Per la linea dei vini fermi, invece, la scelta cromatica si fa più tenue e sofisticata: verde salvia per il Pinot Grigio, fucsia acceso per il Rosato, rosso magenta per il Merlot. Un registro cromatico morbido che richiama i codici del vino “easy to drink”, pensato per intercettare un pubblico più giovane e trasversale senza rinunciare a un’immagine curata.

Il risultato complessivo è una famiglia di prodotti riconoscibile a colpo d’occhio, dove ogni referenza mantiene una propria identità cromatica pur restando chiaramente parte di un’unica linea coordinata — una scelta di design tutt’altro che casuale, che punta a facilitare il riconoscimento del brand anche a distanza sullo scaffale.

bosco del conte vini fermi

Un’operazione che si muove su un doppio binario

Per capire il peso di questa operazione va inquadrato il contesto aziendale.
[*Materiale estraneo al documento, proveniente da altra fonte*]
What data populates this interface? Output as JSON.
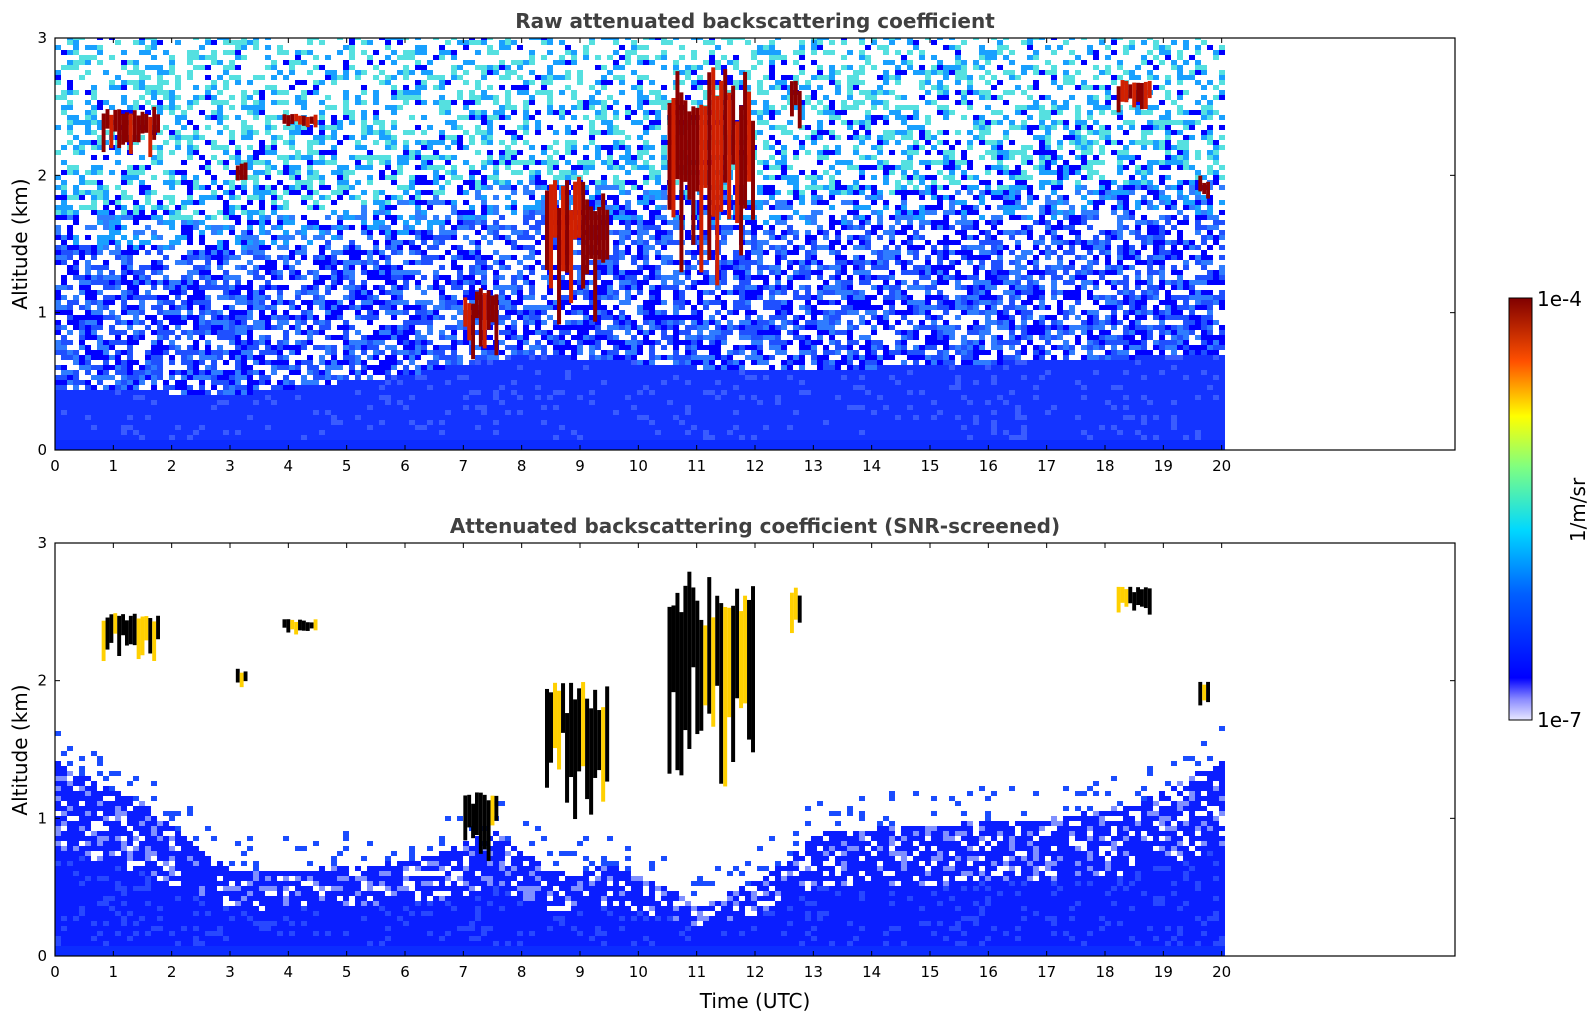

Bosco Viticultori è parte del gruppo Vi.V.O. Cantine dal 2012 e ha sede a Salgareda, nel cuore del Veneto orientale, tra le colline trevigiane e l’Adriatico: un territorio che rappresenta, storicamente, una delle culle della cultura del Prosecco. L’azienda vanta una vocazione fortemente internazionale, con circa il 65% del fatturato generato dai mercati esteri, e una capacità produttiva che si articola su due linee di imbottigliamento e oltre sessanta serbatoi di stoccaggio.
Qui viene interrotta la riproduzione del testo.